You can create your own bioreserve in your yard with native plants. The native plants  support a larger number of larvae (such as caterpillars), but the plants are rarely completely consumed. More insect larvae on native plants means more birds, especially while they are nesting. Even seed-eating birds need to feed protein-packed larvae to their quickly growing chicks. The native plants are like the grocery store meat department for birds.

Moth visiting clusters of pink flowers on Appalachian Bergamot (Monarda fistulosa), July 2021, with Hummingbird Clearwing moth. Photo by Hope Duckworth CC BY 4.0.
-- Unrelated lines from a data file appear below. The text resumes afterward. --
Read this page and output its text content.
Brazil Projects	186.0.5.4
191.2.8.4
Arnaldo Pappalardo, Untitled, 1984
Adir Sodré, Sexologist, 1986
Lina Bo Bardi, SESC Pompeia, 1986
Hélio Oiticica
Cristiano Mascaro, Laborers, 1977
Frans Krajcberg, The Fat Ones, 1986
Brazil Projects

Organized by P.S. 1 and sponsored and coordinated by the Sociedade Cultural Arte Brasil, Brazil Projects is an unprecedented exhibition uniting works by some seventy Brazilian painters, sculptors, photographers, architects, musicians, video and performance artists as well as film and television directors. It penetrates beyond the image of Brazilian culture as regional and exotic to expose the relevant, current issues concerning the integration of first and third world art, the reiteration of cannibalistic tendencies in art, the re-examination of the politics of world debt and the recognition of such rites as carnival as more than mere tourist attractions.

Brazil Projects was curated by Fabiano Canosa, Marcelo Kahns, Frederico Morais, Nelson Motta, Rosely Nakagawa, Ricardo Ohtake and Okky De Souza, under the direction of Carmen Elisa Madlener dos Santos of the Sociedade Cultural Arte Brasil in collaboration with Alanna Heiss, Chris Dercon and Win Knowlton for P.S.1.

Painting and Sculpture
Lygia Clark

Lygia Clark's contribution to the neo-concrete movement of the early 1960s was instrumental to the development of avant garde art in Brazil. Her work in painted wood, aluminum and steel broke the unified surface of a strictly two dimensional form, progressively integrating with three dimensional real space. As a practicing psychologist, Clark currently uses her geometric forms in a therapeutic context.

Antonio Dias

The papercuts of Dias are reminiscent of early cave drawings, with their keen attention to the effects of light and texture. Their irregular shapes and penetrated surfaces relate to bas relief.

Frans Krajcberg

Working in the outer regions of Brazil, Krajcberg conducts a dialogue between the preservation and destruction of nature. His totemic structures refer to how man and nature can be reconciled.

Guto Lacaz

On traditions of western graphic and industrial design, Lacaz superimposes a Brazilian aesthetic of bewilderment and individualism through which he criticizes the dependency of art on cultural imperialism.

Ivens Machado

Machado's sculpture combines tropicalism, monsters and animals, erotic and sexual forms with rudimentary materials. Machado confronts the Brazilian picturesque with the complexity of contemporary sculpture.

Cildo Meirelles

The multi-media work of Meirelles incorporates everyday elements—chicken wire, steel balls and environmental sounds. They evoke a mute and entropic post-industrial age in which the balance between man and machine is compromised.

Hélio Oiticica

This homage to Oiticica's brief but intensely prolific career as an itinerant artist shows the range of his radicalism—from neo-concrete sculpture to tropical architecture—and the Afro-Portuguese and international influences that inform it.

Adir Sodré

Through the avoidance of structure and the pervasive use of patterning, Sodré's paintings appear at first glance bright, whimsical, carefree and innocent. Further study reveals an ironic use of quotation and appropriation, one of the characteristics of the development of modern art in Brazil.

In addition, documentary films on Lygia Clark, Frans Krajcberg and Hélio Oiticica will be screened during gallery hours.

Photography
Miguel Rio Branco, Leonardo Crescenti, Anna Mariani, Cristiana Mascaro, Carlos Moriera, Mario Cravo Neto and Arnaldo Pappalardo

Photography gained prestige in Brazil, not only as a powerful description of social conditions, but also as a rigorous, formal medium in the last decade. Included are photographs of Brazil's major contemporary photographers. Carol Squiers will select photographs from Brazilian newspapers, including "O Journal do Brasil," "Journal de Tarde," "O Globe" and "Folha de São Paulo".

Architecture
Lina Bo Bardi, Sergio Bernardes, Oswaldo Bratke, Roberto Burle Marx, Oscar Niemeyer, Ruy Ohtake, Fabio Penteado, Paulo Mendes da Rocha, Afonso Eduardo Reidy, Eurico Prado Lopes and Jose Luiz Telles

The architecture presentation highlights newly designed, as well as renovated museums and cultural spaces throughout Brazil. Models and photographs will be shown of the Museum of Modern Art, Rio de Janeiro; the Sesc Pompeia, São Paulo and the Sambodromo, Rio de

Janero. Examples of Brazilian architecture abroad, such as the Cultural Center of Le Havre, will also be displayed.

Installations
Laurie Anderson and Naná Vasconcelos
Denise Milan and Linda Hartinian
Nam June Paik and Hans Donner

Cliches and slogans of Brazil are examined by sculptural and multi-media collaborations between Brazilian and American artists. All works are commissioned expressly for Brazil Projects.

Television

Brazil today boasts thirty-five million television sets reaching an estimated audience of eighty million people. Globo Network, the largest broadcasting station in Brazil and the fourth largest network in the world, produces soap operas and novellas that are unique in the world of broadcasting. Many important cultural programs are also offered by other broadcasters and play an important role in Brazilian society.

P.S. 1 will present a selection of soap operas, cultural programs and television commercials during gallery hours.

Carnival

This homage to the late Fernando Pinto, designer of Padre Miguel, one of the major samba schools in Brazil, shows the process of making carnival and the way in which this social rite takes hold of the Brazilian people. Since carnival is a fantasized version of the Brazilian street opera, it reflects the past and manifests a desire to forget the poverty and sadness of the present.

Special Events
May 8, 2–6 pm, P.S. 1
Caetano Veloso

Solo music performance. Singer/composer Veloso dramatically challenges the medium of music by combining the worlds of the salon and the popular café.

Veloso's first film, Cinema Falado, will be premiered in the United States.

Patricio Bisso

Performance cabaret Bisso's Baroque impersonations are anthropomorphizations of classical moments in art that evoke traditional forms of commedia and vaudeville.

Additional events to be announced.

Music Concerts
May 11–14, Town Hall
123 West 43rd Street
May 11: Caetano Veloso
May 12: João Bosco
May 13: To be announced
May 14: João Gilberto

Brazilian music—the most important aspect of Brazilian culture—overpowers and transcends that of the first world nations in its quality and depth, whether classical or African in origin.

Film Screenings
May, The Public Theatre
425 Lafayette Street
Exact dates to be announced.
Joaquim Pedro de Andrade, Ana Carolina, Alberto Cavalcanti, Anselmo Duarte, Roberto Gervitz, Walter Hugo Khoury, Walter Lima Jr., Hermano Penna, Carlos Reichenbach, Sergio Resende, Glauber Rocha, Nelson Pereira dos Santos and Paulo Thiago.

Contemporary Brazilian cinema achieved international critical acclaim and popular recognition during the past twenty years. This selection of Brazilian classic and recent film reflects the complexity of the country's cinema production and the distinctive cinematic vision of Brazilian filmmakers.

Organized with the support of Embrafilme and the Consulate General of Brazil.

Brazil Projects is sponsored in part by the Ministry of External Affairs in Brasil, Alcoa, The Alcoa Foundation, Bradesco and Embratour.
Native plants provide habitat during migration

With proper planning, your native habitat can be connected to other habitats nearby. This is not always easy, but is a worthwhile endeavor. With the food and shelter provided by native plants, you can provide stopover habitat during migration. Your yard can be a migratory truck stop where animals can pull over, rest, and refuel. Many native plants are perennials or seed prolifically, so they may not require yearly planting. The seedheads can be left through the winter to provide seeds and a place for birds to forage for insects. Planting a variety of native plants provides a succession of color and texture through the entire growing season for you and a large buffet for the animals. Including native evergreens also contributes to winter shelter for the animals and a reminder that nature doesn’t die in the winter.

Beware of variegated plants. The color changes in variegation can alter leaf chemistry so the leaves are not as desirable to herbivores. This applies to flowers also. When unusual flower colors are selected, pollinators may be less likely to visit the flowers. The cultivars may be pleasing to the human eye, but the native animals are not a fan.  Cultivars are engineered to satisfy human desires but not the wildlife palate. A better option is to choose plants native to your area that match the environment of your yard.  In the long run, you and the butterflies will be happier with Purple Coneflower (Echinacea purpurea) than with Butterfly-bush (Buddleja spp.).

My neighbors are so excited about the number of butterflies and dragonflies coming from my yard, but I have not heard them rave about my natural rather than neatly manicured lawn. As I watch the anole stalking a pollinator in my backyard, I gloat a little and have some sympathy for my neighbors. I am sure that deep inside, they also want to be a nature nut and let their yard go native.

A Carolina Anole eating a dronefly. Photo from Wikimedia Commons

Robert Carter grew up exploring the Piedmont of South Carolina. He attended Clemson University (BS, MS) and Auburn University (PhD) to obtain degrees in forestry. His graduate research involved identifying landscape ecosystems using plants, soils, and landform in the mountains of North Carolina and the Longleaf Pine ecosystems of lower Alabama. After a career in academia, he moved back to South Carolina where he is the Outdoor Education Specialist with the Catawba Indian Nation. Robert is a frequent contributor to Native Plant News.